Pernyataan itu mengundang ejekan dari Hu Xijin, pemimpin redaksi tabloid Global Times yang berpengaruh di Cina, yang merujuk pada komentar Trump yang pernah mengatakan pada bulan lalu bahwa Covid-19 bisa diobati.
"Presiden ini pernah menyarankan pasien Covid-19 untuk disuntik disinfektan," tulis Hu di Twitter. "Ingat ini dan kalian tidak akan terkejut ketika dia mengatakan dia bisa memutuskan seluruh hubungan dengan Cina. Yang bisa saya katakan adalah dia berada di luar imajinasi saya untuk presiden yang normal."
Trump dan pendukungnya dari Partai Republik telah berulang kali menuduh Beijing gagal memperingatkan dunia akan tingkat keparahan dan ruang lingkup wabah virus corona, yang telah memicu kontraksi ekonomi global dan mengancam peluang Trump menang dalam pilpres AS bulan November.
Amerika Serikat saat ini adalah negara yang paling parah terpukul akibat virus corona.
Cina menegaskan mereka telah transparan terkait virus corona, dan di tengah adu mulut yang semakin sengit, kedua pihak telah mempertanyakan masa depan kesepakatan perdagangan.
Di bawah Fase 1 perjanjian perdagangan, Beijing berjanji untuk membeli setidaknya US$ 200 miliar (Rp 2.979 triliun) tambahan untuk barang dan jasa tambahan dari AS selama dua tahun, sementara Washington setuju untuk menurunkan tarif barang-barang Cina secara bertahap.
Mengingat perang kata-kata atas pandemi, Global Times pada hari Kamis mengutip para ahli yang mengatakan Beijing berusaha untuk memecah ketegangan yang meningkat dengan Washington, dan bahwa rencana untuk meningkatkan pembelian produk pertanian AS termasuk barley, blueberry dan pir mencerminkan hal ini.
"(Cina) masih berharap bahwa masalah ekonomi dan perdagangan tidak akan dipolitisasi karena itu tidak baik bagi kedua belah pihak," kata Li Yong, wakil ketua Komite Ahli Asosiasi Perdagangan Internasional Cina, yang dikutip Global Times.
"Harapannya adalah bahwa kedua belah pihak akan menyelesaikan tantangan melalui komunikasi daripada menunjuk dengan jari," kata Yong.
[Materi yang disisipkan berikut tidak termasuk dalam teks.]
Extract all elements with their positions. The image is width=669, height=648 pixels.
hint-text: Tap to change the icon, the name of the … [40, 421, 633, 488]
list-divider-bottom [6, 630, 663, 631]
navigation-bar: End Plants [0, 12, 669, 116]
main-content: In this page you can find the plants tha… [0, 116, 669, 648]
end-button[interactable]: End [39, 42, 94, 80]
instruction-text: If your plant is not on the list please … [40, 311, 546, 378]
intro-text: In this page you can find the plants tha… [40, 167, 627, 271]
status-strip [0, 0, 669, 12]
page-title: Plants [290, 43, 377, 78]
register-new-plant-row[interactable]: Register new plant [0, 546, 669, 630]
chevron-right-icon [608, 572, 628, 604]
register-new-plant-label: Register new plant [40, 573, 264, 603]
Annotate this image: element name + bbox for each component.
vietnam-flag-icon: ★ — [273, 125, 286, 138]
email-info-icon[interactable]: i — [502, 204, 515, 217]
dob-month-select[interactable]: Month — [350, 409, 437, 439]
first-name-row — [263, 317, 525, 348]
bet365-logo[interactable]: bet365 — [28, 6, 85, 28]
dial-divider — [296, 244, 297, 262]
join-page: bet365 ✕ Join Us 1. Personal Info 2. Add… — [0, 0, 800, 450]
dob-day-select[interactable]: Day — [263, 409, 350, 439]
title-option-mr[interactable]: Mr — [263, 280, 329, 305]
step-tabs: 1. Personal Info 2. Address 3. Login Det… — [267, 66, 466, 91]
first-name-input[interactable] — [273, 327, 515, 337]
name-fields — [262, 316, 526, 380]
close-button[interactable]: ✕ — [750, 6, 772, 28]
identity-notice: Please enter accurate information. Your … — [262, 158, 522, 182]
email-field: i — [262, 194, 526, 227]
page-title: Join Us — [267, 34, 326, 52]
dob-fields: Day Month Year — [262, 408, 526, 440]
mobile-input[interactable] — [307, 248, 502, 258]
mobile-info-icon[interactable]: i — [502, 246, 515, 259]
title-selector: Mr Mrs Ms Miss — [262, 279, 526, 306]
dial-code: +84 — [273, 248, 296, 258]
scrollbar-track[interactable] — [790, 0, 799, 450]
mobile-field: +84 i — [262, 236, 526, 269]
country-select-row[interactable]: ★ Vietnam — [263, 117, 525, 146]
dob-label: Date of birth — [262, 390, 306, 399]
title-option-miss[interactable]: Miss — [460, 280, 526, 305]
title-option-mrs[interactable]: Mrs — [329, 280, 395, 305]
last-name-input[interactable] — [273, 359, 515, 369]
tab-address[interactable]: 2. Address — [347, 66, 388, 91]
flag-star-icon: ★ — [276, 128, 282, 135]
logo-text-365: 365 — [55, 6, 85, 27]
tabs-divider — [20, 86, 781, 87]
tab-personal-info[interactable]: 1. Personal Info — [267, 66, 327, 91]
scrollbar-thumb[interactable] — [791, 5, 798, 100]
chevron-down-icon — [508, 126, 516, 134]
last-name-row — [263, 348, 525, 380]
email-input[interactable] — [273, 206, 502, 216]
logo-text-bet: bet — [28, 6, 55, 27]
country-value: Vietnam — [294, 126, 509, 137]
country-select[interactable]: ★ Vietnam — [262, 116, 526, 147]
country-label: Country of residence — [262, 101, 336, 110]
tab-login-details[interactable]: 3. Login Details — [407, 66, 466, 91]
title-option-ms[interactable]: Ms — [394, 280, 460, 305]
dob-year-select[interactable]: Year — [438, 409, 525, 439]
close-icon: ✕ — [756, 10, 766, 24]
Sementara badan-badan intelijen AS mengatakan bahwa virus corona tampaknya bukan buatan manusia atau dimodifikasi secara genetik dan menolak teori yang didengungkan oleh beberapa pendukung Trump. Namun, dalam wawancara hari Rabu, Trump bersikukuh Cina mestinya bisa menghentikan wabah sejak awal.
"Apakah itu berasal dari lab atau berasal dari kelelawar, semuanya berasal dari Cina, dan mereka seharusnya menghentikannya," katanya. "Itu di luar kendali."
Sebelumnya Kementerian Luar Negeri Cina mengatakan bahwa AS harus fokus memperbaiki masalah-masalahnya di dalam negeri dan berhenti menyebarkan disinformasi atau menyesatkan masyarakat internasional.
Para pengkritik mengatakan klaim Donald Trump yang menyalahkan Cina hanyalah alibi pembelaan diri karena lambatnya respons pemerintah menangani virus corona.